Farmscape for January 21, 2020
|Full Interview 9:07||Listen|
The Director of Risk Management with HAMS Marketing Services is hopeful Chinese demand for U.S. pork will lead to higher hog prices in 2020. Despite record U.S. slaughter hog numbers prices have been holding steady since the start of 2020. Tyler Fulton, the Director of Risk Management with HAMS Marketing Services, notes retail pork values in North America have been steady to strong over the past four to five years so most people are looking to the export market for further price improvement.
Clip-Tyler Fulton-HAMS Marketing Services:
There is an expectation that we’ll see increased movements of pork to China, especially after the new signing of the U.S.-China trade deal.
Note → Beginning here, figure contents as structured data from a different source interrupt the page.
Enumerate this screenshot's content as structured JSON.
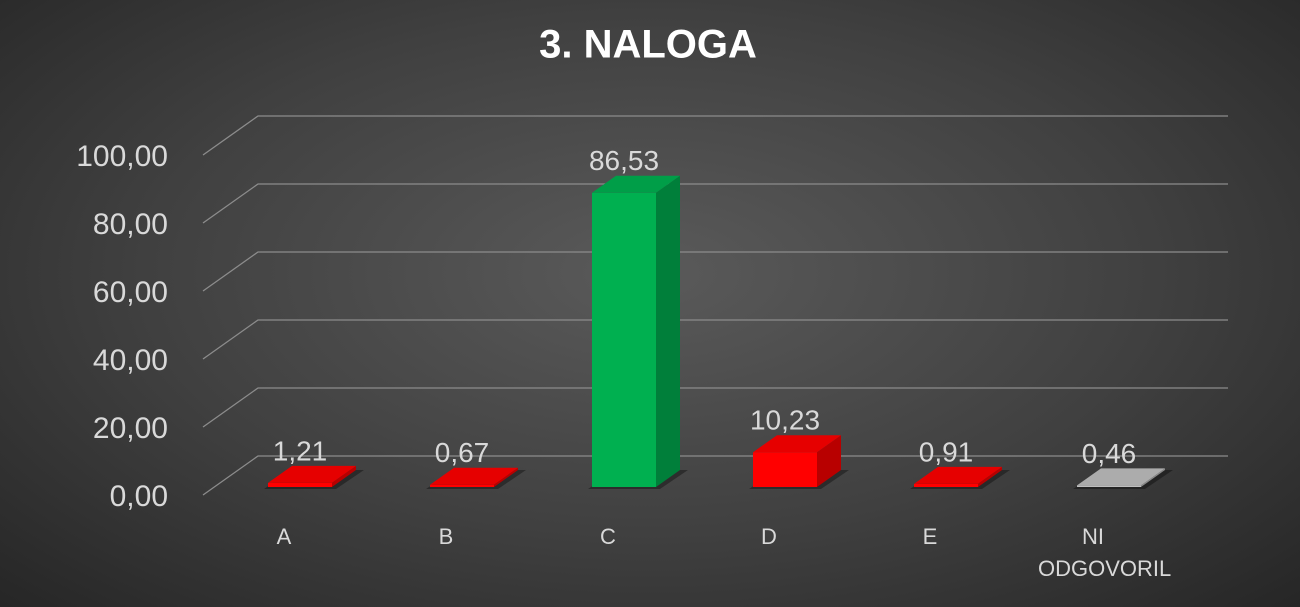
{
  "chart_data": {
    "type": "bar3d",
    "title": "3. NALOGA",
    "categories": [
      "A",
      "B",
      "C",
      "D",
      "E",
      "NI ODGOVORIL"
    ],
    "values": [
      1.21,
      0.67,
      86.53,
      10.23,
      0.91,
      0.46
    ],
    "value_labels": [
      "1,21",
      "0,67",
      "86,53",
      "10,23",
      "0,91",
      "0,46"
    ],
    "colors": [
      "#ff0000",
      "#ff0000",
      "#00b050",
      "#ff0000",
      "#ff0000",
      "#bfbfbf"
    ],
    "ylim": [
      0,
      100
    ],
    "yticks": [
      {
        "value": 0,
        "label": "0,00"
      },
      {
        "value": 20,
        "label": "20,00"
      },
      {
        "value": 40,
        "label": "40,00"
      },
      {
        "value": 60,
        "label": "60,00"
      },
      {
        "value": 80,
        "label": "80,00"
      },
      {
        "value": 100,
        "label": "100,00"
      }
    ],
    "grid": true
  }
}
I’m still somewhat skeptical as to what that impact will be but there’s generally widely held views that the U.S., for example, could increase their shipments to China to close to a million metric tons of pork in 2020, which would represent a big improvement and likely see some pretty significant price increases as a result of that. That’s really the million dollar question, at what price level in China do people start pulling back, do companies start pulling back from purchasing because the prices have gotten so high? Part of the problem is that those punitive tariffs that China applied on the U.S., there’s still no time line as to when those will disappear.
Fulton suggests the government owned marketers in China have an advantage in that they can possibly get rebates of those tariffs while private companies will be disadvantaged. He says there’s a lot of moving parts but there is reason for optimism that we could see some big improvements in export volumes and consequently improvements in prices.